Rogers got Richards on the board with a 14-yard touchdown pass early in the second quarter. But Batavia answered with two more touchdowns before halftime -- a Coffey 25-yard toss to Rourke Mullins and Scaccia's 1-yard run -- to lead 28-7 at halftime.
The Bulldogs also made a key goal-line stop in the final seconds of the half. Richards had first-and-goal at the 4. Donovan Kilker and Nicholas Offutt stuffed Rogers on first down, Rogers threw incomplete the next two, and Josh Leonhard, who left with an injury, knocked down a pass on fourth to send Batavia to the lockeroom with a 21-point lead and momentum still on its side.
Batavia got the ball to start the second half and drove 55 yards in 7 plays for another score. Scaccia scored his third touchdown on a 12-yard run, and Batavia led 34-7.
"As offensive linemen we always say keep going, keep pushing, keep punishing the other team," Batavia's Noah Cotten said. "We didn't want to let up, Keep the pedal going."
Batavia didn't score again but didn't need to the way its defense played. Anthony Thielk and Rourke Mullins added interceptions. Mullins led Batavia with 7 tackles and Nick Bernabei had 5. Frazier had 2 sacks.

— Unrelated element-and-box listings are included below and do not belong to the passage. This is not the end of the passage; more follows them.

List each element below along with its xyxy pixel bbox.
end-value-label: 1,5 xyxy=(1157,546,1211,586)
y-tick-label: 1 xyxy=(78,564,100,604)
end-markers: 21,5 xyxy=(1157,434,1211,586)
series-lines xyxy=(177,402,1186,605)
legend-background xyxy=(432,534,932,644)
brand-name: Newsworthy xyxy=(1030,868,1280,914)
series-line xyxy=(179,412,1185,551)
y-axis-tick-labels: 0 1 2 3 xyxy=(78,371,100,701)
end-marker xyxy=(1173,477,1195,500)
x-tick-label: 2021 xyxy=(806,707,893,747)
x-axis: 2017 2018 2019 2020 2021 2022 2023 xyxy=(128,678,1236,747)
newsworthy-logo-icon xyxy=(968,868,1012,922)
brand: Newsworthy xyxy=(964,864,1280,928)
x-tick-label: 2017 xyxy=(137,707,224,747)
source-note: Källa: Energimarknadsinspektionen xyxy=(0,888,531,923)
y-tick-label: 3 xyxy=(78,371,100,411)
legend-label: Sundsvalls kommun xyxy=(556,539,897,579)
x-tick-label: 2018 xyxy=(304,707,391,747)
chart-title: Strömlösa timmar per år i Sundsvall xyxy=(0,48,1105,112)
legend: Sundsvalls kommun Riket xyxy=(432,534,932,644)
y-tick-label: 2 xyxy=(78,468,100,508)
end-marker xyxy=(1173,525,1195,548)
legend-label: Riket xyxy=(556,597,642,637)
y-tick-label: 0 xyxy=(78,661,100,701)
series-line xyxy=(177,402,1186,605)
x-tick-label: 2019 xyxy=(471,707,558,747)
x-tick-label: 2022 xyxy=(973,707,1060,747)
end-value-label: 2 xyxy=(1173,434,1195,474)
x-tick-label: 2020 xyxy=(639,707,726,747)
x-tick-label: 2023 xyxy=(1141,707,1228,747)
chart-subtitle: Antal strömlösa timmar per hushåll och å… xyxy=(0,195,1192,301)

The Batavia front four forced Rogers to run for his life much of the game. The Bulldogs brought an occasional linebacker occasionally but got most of the pressure from its line.

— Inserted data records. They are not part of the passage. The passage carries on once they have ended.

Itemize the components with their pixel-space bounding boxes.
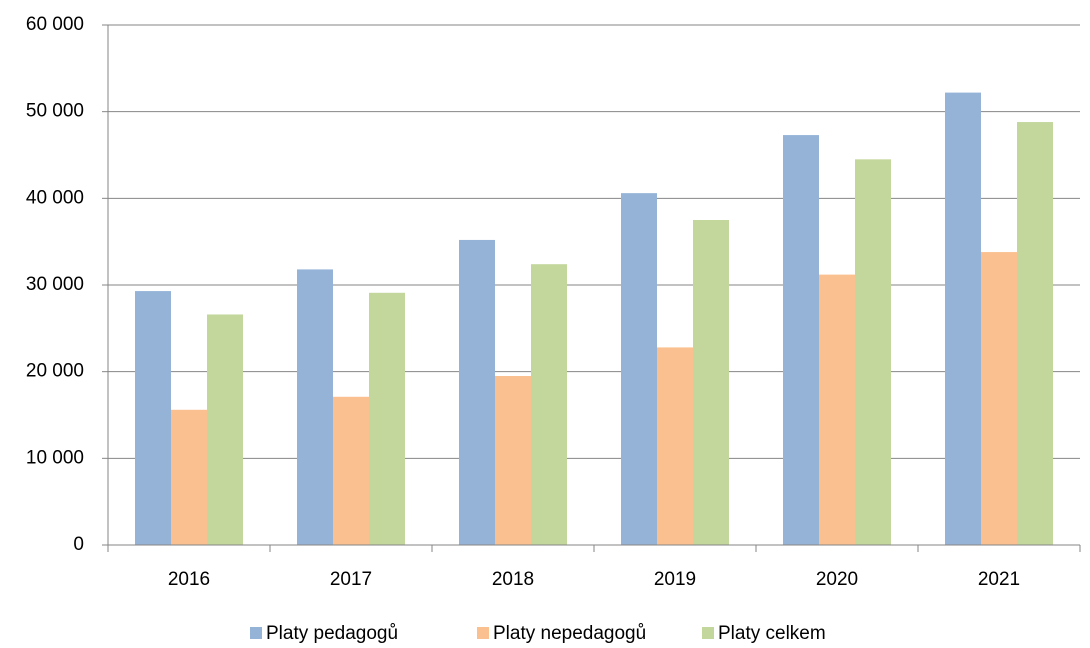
bar xyxy=(531,264,567,545)
bar xyxy=(819,274,855,545)
bar xyxy=(783,135,819,546)
y-tick-label: 10 000 xyxy=(26,447,84,468)
bar xyxy=(621,193,657,545)
bar xyxy=(945,92,981,545)
bar xyxy=(171,409,207,545)
legend-swatch xyxy=(477,627,489,639)
bar xyxy=(135,291,171,545)
legend-label: Platy pedagogů xyxy=(266,623,398,644)
legend-label: Platy nepedagogů xyxy=(493,623,646,644)
x-tick-label: 2021 xyxy=(978,569,1020,590)
y-tick-label: 60 000 xyxy=(26,14,84,35)
bar xyxy=(657,347,693,545)
y-tick-label: 30 000 xyxy=(26,274,84,295)
bar xyxy=(981,252,1017,546)
bar xyxy=(207,314,243,545)
bar xyxy=(297,269,333,545)
y-tick-label: 50 000 xyxy=(26,101,84,122)
legend-swatch xyxy=(702,627,714,639)
bar xyxy=(333,396,369,545)
bar xyxy=(495,376,531,545)
bar xyxy=(855,159,891,546)
x-tick-label: 2016 xyxy=(168,569,210,590)
x-tick-label: 2017 xyxy=(330,569,372,590)
bar xyxy=(369,292,405,545)
y-tick-label: 40 000 xyxy=(26,187,84,208)
x-tick-label: 2019 xyxy=(654,569,696,590)
legend-swatch xyxy=(250,627,262,639)
x-tick-label: 2018 xyxy=(492,569,534,590)
bar xyxy=(693,220,729,545)
bar xyxy=(1017,122,1053,546)
bar xyxy=(459,239,495,545)
x-tick-label: 2020 xyxy=(816,569,858,590)
y-tick-label: 20 000 xyxy=(26,361,84,382)
legend-label: Platy celkem xyxy=(718,623,826,644)
y-tick-label: 0 xyxy=(73,534,84,555)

"We do have a very good front four and we were getting to them a lot," said Ryan Minniti, who credited junior James Millette with the line's improvement as the season went on. "Our plan was only to bring one guy because we know how good Hasan is at passing. The front four dominated. We've progressed so much as a defense. That's all it was a learning process and we've become a stout defense."
Scaccia ran for 189 yards and 3 touchdowns on 33 carries, bringing his program record to 28 touchdowns. Coffey threw 18 times, completing 15 for 229 yards and 2 TDs to finish with 29 touchdowns. Moffatt led the receivers with 6 catches for 127 yards. Piron, a 1983 Batavia graduate now with a 34-3 record in his three years as coach, fought back tears when talking about the first state title and all the fan support from B-Town meant.
"To be on the field and looking up (at the crowd), every time I looked up my eyes teared up," Piron said. "(Offensive coordinator) Mike (Gaspari) said 'Don't look up there.' Seeing what a great community we have and seeing your family. It was tough to look up. I honestly had a hard time looking at that crowd. I wish I could go back and look back now but during the game it was hard because it overwhelmed you. All the Red and Gold. It was beautiful."
"It's incredible. We have a great fan base," Minniti said. "Everyone loves the Bulldogs and we love them."